The difficulty in detecting food fraud is resulting in a trend for legislation to impose more compliance obligations on food business operators. Food safety laws are increasingly sophisticated, and assign the responsibility to detect and prevent food fraud to food business operators.
The importance of being proactive
Although food safety authorities play an important role in preventing and detecting food fraud, they have difficulties identifying and understanding the full scale and nature of fraudulent activity. Therefore, this responsibility lies increasingly with the food industry. It is vital for food business operators to have a proactive and forward-planning attitude to preventing, handling and, where required, reporting food fraud. This can be achieved with food safety management schemes and internal compliance policies and procedures. A compliance strategy would typically address the following:
Step 1: Risk assessment
A vulnerability assessment is the first step to evaluating the risk and exposure of a food business operator’s operations. This assessment will consist of a detailed review of the supply chain (for example, the degree of processing of a particular product, or the ingredient, geographic location or supplier history) to identify which points along the supply chain could be most vulnerable to food fraud.
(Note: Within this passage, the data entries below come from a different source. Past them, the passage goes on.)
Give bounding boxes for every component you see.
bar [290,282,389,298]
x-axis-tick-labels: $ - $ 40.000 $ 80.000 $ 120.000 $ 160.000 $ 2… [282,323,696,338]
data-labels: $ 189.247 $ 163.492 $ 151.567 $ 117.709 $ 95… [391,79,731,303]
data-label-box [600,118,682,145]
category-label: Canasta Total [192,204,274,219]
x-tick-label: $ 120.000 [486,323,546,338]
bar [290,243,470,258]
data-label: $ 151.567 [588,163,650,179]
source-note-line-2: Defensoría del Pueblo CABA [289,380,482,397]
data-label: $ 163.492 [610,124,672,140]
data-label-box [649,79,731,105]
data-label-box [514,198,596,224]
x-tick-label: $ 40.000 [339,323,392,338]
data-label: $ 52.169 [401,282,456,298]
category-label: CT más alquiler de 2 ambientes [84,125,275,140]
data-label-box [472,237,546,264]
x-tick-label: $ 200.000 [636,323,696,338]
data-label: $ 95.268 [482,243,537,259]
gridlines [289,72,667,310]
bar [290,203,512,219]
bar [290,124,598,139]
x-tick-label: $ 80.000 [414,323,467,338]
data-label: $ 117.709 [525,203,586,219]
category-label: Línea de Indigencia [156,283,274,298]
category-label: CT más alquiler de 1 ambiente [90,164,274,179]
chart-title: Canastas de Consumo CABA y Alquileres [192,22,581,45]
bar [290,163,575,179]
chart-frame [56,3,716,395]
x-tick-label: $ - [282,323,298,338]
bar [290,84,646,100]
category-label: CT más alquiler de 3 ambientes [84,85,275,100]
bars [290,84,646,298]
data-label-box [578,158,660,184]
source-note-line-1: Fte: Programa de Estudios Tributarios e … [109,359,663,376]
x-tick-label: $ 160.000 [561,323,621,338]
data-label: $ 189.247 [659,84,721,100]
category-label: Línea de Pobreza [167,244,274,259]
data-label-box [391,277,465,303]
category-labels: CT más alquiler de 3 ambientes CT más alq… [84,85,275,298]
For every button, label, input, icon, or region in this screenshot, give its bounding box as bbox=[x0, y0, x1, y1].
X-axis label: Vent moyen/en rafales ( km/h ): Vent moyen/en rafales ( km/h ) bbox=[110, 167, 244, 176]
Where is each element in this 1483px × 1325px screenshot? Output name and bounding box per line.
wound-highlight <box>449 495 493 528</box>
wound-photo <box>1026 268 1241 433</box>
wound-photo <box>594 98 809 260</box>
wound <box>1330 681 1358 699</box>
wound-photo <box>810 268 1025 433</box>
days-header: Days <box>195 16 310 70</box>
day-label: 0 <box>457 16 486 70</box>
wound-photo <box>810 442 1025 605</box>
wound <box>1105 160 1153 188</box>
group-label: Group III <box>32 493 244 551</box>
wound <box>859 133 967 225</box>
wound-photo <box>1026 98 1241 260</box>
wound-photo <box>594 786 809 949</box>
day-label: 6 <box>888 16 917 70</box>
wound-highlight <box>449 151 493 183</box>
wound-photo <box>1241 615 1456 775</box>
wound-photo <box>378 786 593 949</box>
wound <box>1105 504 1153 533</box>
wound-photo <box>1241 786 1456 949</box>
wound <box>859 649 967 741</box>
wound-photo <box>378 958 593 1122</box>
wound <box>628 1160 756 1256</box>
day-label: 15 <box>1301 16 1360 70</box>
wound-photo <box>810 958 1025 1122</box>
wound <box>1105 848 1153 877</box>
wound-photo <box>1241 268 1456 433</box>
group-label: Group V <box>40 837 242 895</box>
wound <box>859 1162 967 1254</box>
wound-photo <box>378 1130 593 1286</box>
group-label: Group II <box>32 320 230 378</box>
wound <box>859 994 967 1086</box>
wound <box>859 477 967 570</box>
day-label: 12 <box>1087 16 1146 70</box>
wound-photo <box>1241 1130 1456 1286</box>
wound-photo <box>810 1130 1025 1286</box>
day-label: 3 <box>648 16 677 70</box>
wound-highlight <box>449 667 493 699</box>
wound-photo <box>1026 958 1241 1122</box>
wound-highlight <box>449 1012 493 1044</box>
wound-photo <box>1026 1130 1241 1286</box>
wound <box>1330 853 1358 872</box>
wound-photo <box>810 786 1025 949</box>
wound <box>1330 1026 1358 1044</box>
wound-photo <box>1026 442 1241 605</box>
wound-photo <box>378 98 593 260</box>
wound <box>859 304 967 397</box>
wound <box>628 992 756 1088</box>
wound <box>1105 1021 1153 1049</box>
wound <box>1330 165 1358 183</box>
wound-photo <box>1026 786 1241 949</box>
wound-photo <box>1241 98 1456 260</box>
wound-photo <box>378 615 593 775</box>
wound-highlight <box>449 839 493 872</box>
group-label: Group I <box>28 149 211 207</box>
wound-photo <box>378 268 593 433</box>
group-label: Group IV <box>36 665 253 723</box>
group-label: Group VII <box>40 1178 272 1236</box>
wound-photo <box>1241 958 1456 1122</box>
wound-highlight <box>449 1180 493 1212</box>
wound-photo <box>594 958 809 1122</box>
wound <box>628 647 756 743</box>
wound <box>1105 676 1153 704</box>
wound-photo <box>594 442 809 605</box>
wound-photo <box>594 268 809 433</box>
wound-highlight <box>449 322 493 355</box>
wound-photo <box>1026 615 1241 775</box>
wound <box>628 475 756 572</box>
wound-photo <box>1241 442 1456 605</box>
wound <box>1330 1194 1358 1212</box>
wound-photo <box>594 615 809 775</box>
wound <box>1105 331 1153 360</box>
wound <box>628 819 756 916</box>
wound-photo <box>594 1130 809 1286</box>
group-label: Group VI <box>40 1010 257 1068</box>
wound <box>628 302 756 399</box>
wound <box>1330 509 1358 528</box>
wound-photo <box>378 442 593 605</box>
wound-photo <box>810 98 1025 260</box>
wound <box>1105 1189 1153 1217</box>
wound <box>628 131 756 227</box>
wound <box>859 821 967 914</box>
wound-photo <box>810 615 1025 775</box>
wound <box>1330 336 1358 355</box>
Step 2: Documentation and drafting/updating of a compliance policy
Once exposure has been identified, the food business operator will be in a better position to mitigate any risks, and draft appropriate compliance policies. Ideally, this stage will improve traceability, and help the food business operator design a simplified and more transparent supply chain.
Step 3: Implementation and monitoring
The result of the efforts achieved, following the two previous steps, must then be implemented and surveyed – by conducting supplier audits, and by educating and training employees, for instance. It is paramount that policies are constantly monitored and refreshed to ensure their efficiency over time. Food safety and the prevention of food fraud should not just be a set of documents that are forgotten on the company’s intranet; they should be an integral part of a food business operator’s company culture.
Step 4: Crisis management
In the event of a crisis, food business operators should have clear guidelines to ensure that the situation is dealt with swiftly and efficiently, by designing a tailor made crisis management procedure. Some of the critical aspects that need to be handled during a crisis are both external to the company, as well as internal.
External factors may include: (i) potential notification to the company’s customers of the fraud; (ii) the need to issue a press release and under what circumstances; (iii) understanding whether any third parties (for example, customers or third party auditors) have received or relied on fraudulent data or reports; (iv) understanding whether any false statements or reports have been submitted to any governmental authority.
Internal factors may include being able to quickly access a “contact and decision-making tree”, in order to easily identify the relevant internal stakeholders and their authorities to take the necessary decisions. It is vital to determine and contain the full scope of the fraud; or from an internal communication approach, determine how widespread the knowledge of the fraud is internally, and if this knowledge should be confined.
A merely reactive approach to preventing and handling food fraud situations is not a good-enough compliance strategy. Food business operators should ensure that they have robust mechanisms in place to prevent incurrence of fraudulent activities, in addition to ensuring that they can react swiftly and efficiently should they find themselves in these situations.